Misconception Number One: “The model won’t work. Our donors are completely different!”
It’s true that every organisation and their donor group is unique. For example, donors supporting an environmental organisation may have very different motivations compared to donors supporting a health-based NFP. Donors in each group might churn or upgrade for very different reasons.
Understanding the differences between organisations is essential to predictive modelling, and is the reason why Dataro does not use some ‘master’ model that we try to apply everywhere. To measure true effectiveness and for scientific validity, when we approach your data we bring no preconceptions and make no assumptions about what might or might not drive donor behaviour. Rather, we train a model for each organisation based on your own historic data and performance, which means that each model is necessarily going to be different.
Having provided propensity models for some time, we also know that these models change over time even within the same organisation. For instance, churn may be driven largely by donor age in March, but by socioeconomic factors in September. For this reason, our system is constantly retraining models to give you the most accurate predictions at any point in time.

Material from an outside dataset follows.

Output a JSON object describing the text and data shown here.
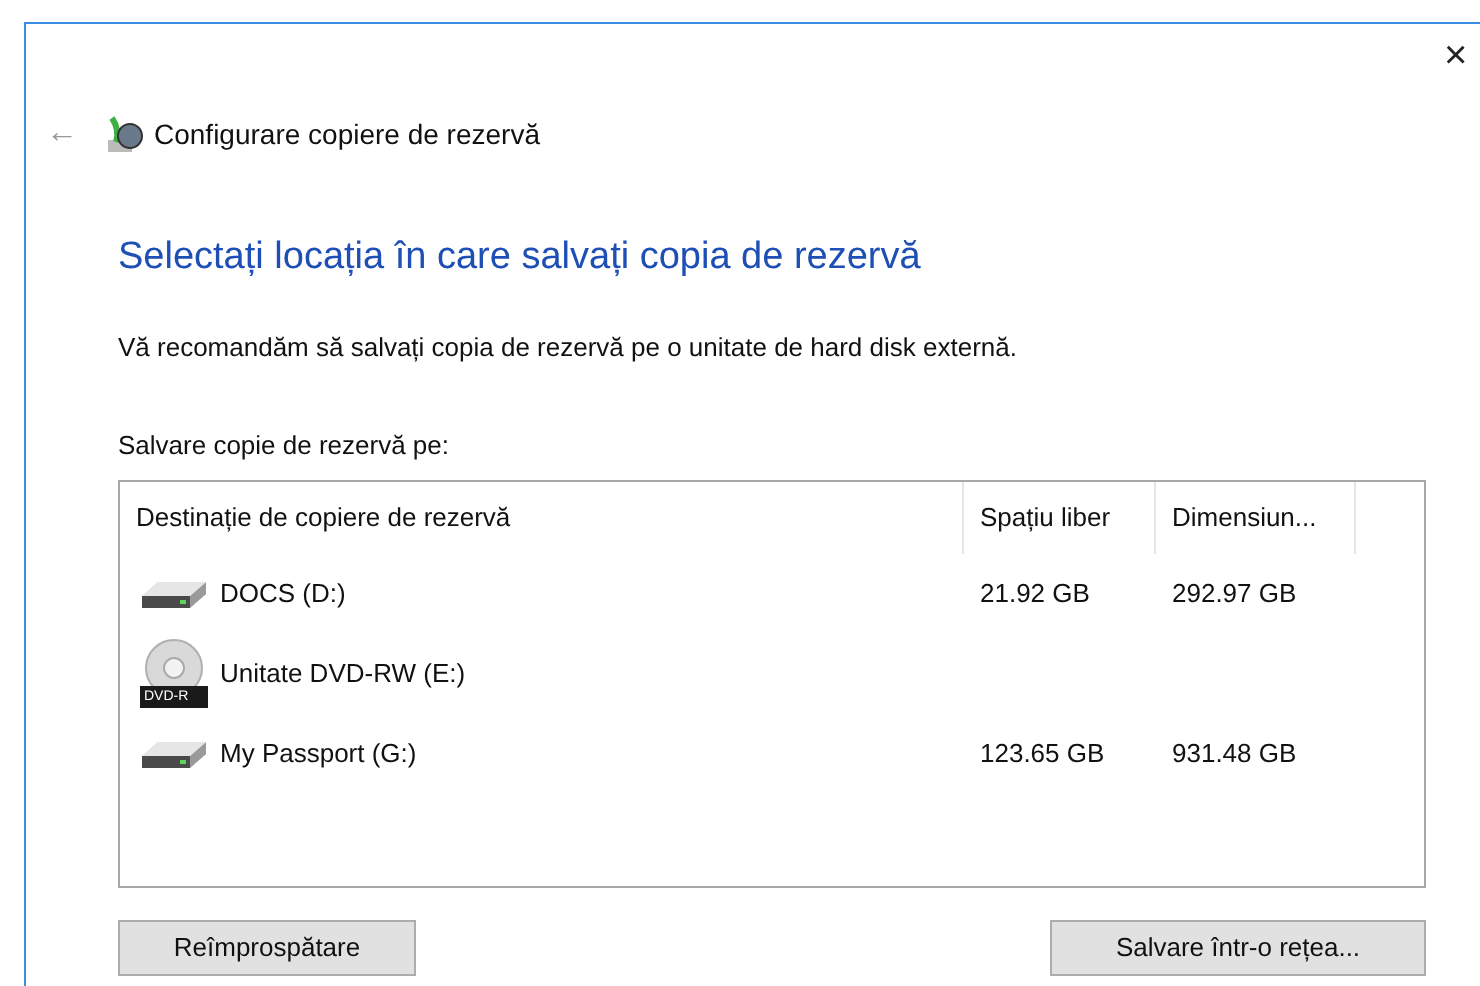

Misconception Number Two: “This all sounds too technical/I need to hire a data scientist!”
Machine learning certainly IS complex, which is why it has traditionally been utilised primarily by the major corporates. This is one of the key things Dataro set out to solve by developing a complete system that ingests your data, safely handles personal information, trains models and outputs your predictions. You don’t need advanced data skills on your end to handle the initial data input – we provide detailed and clear instructions so information can be simply uploaded and we have a technical team on hand if you require additional assistance. We’re also adding more integrations to our systems all the time, making seamless data transfers even easier.
Misconception Number Three: “How do you handle personal information? It’s too risky from a privacy perspective!”
Fair question. Privacy and security is an important consideration whenever an organisation is talking about data and personal information. Whilst Dataro has developed an extremely secure system, the best security when it comes to personal information is to not take any more data than is absolutely necessary. For that reason, our models need just a very small amount of personally identifiable information about your donors. All information is stored securely in AWS private clouds based in Australia and all personally identifiable fields are fully encrypted. We also encourage the use of anonymised, tokenised data where possible.
So there you have it! Adopting any new technology can be scary, but machine learning already touches our lives in so many ways. In our view, the potential upsides presented by clever propensity modelling means the technology will soon become the new best practice for fundraising teams.